From everything I’ve read, it looks like the approach to transcendence is the same for the drug addict as it is for the poet or the priest. Getting high either way involves inebriation of a sort, a disengagement of the intellect in order to experience something beyond the known world. I’ve been stuck on the problem of reality and illusion for a long time, and still can’t come to a conclusion. My realism might be naive, yet most people can agree on what’s real. Just when I think I’m sick of Romanticism, something pulls me back to it like the undertow of the surf…
The hike to the store was kind of nice today. There were two Mexican guys ahead of me in line, masked with bandannas. But again I observed that no women were in the market except for Michelle. The credit card reader beeped extremely loudly because the mute under it was removed. A customer had spilled a full 44 ounce Pepsi all over the countertop, drenching everything. There was a fresh supply of peanut butter treats for dogs, so I grabbed a couple. The sun through the front door blared right in Michelle’s eyes so she had to visor her face. I notice that I’m overdue for a haircut. And either today or tomorrow I have to run to Bi Mart to pick up my prescription. While I’m there I might as well buy a new pair of jeans. I have a hole in the heel of my right sock. If any of these details should prove to be significant, I’ll be the last person to know. But sometimes it’s better to leave the particulars alone, without induction. This being said, I needn’t have said it.
I made an accidental discovery today: when I skip the Vraylar, my back pain improves; therefore the pain is a side effect of the medication. I saw no reason why I couldn’t pick up some of the Snapple bottles from the floor, so I did four bags full of them.

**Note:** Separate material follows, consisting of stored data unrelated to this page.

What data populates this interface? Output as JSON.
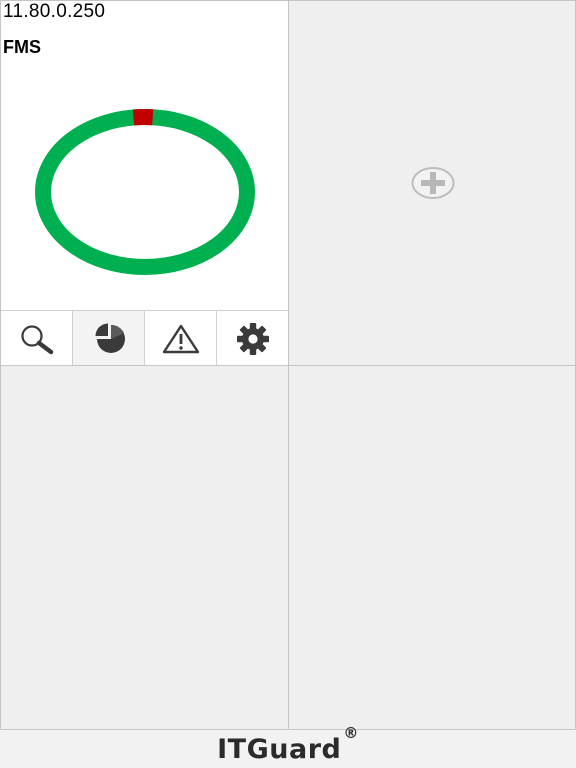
{
  "widgets": [
    {
      "ip": "11.80.0.250",
      "name": "FMS",
      "status_chart": {
        "slices": [
          {
            "status": "ok",
            "fraction": 0.97,
            "color": "#00b050"
          },
          {
            "status": "critical",
            "fraction": 0.03,
            "color": "#c00000"
          }
        ]
      },
      "toolbar": [
        "search-icon",
        "pie-chart-icon",
        "warning-icon",
        "gear-icon"
      ]
    }
  ],
  "add_widget_icon": "plus-circle-icon",
  "brand": {
    "name": "ITGuard",
    "registered": "®"
  },
  "colors": {
    "ok": "#00b050",
    "critical": "#c00000",
    "icon": "#3a3a3a"
  }
}
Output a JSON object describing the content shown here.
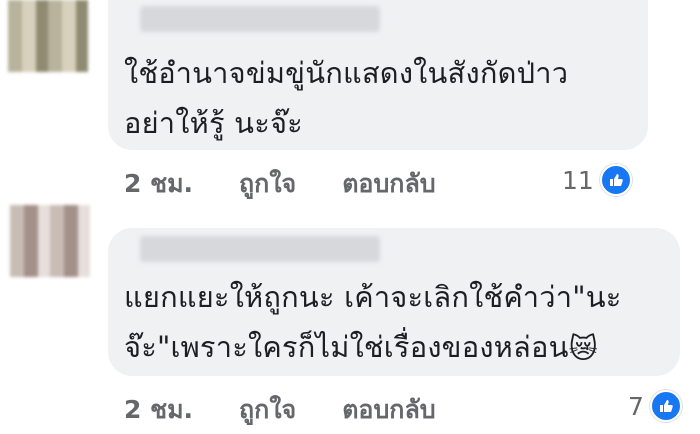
{
  "comments": [
    {
      "text_line1": "ใช้อำนาจข่มขู่นักแสดงในสังกัดป่าว",
      "text_line2": "อย่าให้รู้ นะจ๊ะ",
      "time": "2 ชม.",
      "like_label": "ถูกใจ",
      "reply_label": "ตอบกลับ",
      "reaction_count": "11"
    },
    {
      "text_line1": "แยกแยะให้ถูกนะ เค้าจะเลิกใช้คำว่า\"นะ",
      "text_line2": "จ๊ะ\"เพราะใครก็ไม่ใช่เรื่องของหล่อน",
      "emoji": "😿",
      "time": "2 ชม.",
      "like_label": "ถูกใจ",
      "reply_label": "ตอบกลับ",
      "reaction_count": "7"
    }
  ],
  "colors": {
    "bubble": "#eff1f3",
    "text": "#1c1e21",
    "meta": "#65676b",
    "like": "#1877f2"
  },
  "icons": {
    "reaction": "thumbs-up-icon"
  }
}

Also I emailed my prescriber regarding the Vraylar, and meanwhile I won’t take more of it… I may go to church tomorrow morning if I feel good enough. But it might be rather stressful for me, and I don’t really agree with religious belief. I leave the decision until tomorrow. I think I’m quite tired of repressing my humanity for a superstitious illusion. I shouldn’t have to wear a hair shirt or anything else to mortify the flesh, etc etc. I’d rather be alive from the neck down as well as the neck up. The body needs to breathe… The sun is out but the air outside is still smoky.
Seven thirty five. I rested in bed without going to sleep. My back pain is still better than usual, though it could be due to the heat. So I don’t know whether to stop the Vraylar or not. Maybe tomorrow I’ll get some reading done in John Keats, enough to be well versed. Occasional acorns hit the roof of the house and patio cover, eliciting a growl from Aesop until I explain it to him. This morning I paid my utility bill: under a hundred dollars, and I’d been running the air conditioner a lot. It seems that to simply live is to pollute the environment; how many chlorofluorocarbons does my ac release into the atmosphere? And the pollution creates a feedback loop, for the hotter it gets, the more you need the air conditioner. Some genius will figure it out… In general, life is imperfect, with the mirage of heaven being a very long distance away, only to move again when you get there. Already with the nightingale, tender is the night; but do we share that space with the bird by the power of its song?